Meat, salt, nails, logs — everything purposeful, everything picture-able. If Wilder wrote IKEA catalogs, bookshelf-assembly would be as popular and as soothing a pastime as knitting.
The first time I read this scene I looked over at my daughter, thinking she might be bored — but she was staring raptly into the air in front of her face where imagined scenes get enacted. These deer-smoking logistics were, I realized, providing important emotional sustenance for her. The nature of that sustenance didn’t become clear until I happened to glance at my shelf of battered Ed McBain paperbacks: Wilder, it occurred to me, writes 87th Precinct novels for the overnight-diapers set.
The author of a procedural — whether it’s Ed McBain or Laura Ingalls Wilder — sets out the world in all its terrifying arbitrariness and indifference: muggers, wolves, murderers, bears.

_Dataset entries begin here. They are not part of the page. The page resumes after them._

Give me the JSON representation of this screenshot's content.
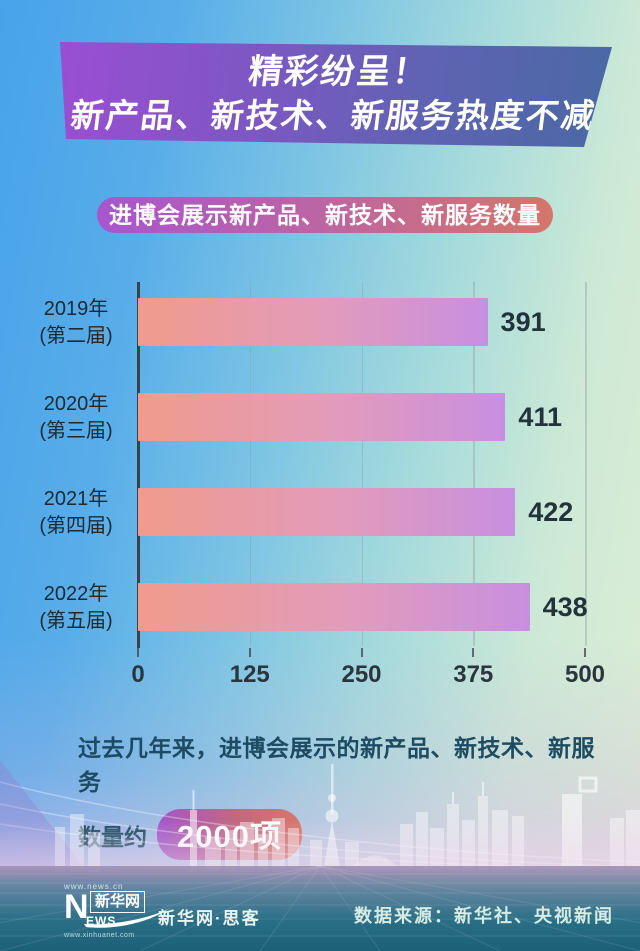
{
  "banner": {
    "line1": "精彩纷呈！",
    "line2": "新产品、新技术、新服务热度不减"
  },
  "chart_header": {
    "label": "进博会展示新产品、新技术、新服务数量"
  },
  "chart_data": {
    "type": "bar",
    "orientation": "horizontal",
    "title": "进博会展示新产品、新技术、新服务数量",
    "categories": [
      "2019年(第二届)",
      "2020年(第三届)",
      "2021年(第四届)",
      "2022年(第五届)"
    ],
    "items": [
      {
        "year": "2019年",
        "session": "(第二届)",
        "value": 391
      },
      {
        "year": "2020年",
        "session": "(第三届)",
        "value": 411
      },
      {
        "year": "2021年",
        "session": "(第四届)",
        "value": 422
      },
      {
        "year": "2022年",
        "session": "(第五届)",
        "value": 438
      }
    ],
    "xlim": [
      0,
      500
    ],
    "xticks": [
      0,
      125,
      250,
      375,
      500
    ],
    "grid": true,
    "legend": "none",
    "bar_gradient": [
      "#F09B8C",
      "#C78FE0"
    ]
  },
  "summary": {
    "line1": "过去几年来，进博会展示的新产品、新技术、新服务",
    "line2_prefix": "数量约",
    "highlight": "2000项"
  },
  "footer": {
    "logo": {
      "url_top": "www.news.cn",
      "n": "N",
      "ews": "EWS",
      "name": "新华网",
      "url_bottom": "www.xinhuanet.com"
    },
    "brand": "新华网·思客",
    "source": "数据来源：新华社、央视新闻"
  },
  "colors": {
    "banner_gradient": [
      "#9E4DD5",
      "#4A68A5"
    ],
    "header_pill_gradient": [
      "#A756CE",
      "#D4766A"
    ],
    "bar_gradient": [
      "#F09B8C",
      "#C78FE0"
    ],
    "highlight_pill_gradient": [
      "#A357CB",
      "#D7776B"
    ],
    "value_label": "#23333C",
    "summary_text": "#1D4B61",
    "source_text": "#D6EBE2"
  }
}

And then she offers the reader a ritual, all but religious in its majestic dependability, with which to navigate the chaos. (Laura watched him do this — she, and we, are glad to know the details of what Pa does, but even gladder at the mere fact of his doing: no message is so reassuring as that there is something to be done.)
The cops canvass the scene, the children gather wood chips. The detectives interrogate suspects, Pa places a roof on top of a hollow log. By the end of the ceremony the criminal has been apprehended, and the problem of winter hunger has been solved. The wolves will continue to howl, the cold will still bite, but this patch of wilderness — for now at least — has been tamed.
Laura Ingalls Wilder, Little House in the Big Woods
I was reading those books 60 years ago, and the harshness of the Winters impressed even a New England girl. As much as I loved those stories, I never watched the TV show. By the time that ran, I could realize nothing would compare with what my imagination conjured behind the words. I love your description of your daughter’s reaction. Helping an imaginary world to grow in her mind is the best gift.
Commenting on "meeting the Wilder children/parents" -- They were actually the Ingalls children and Ma and Pa Ingalls. Wilder was Laura's married name.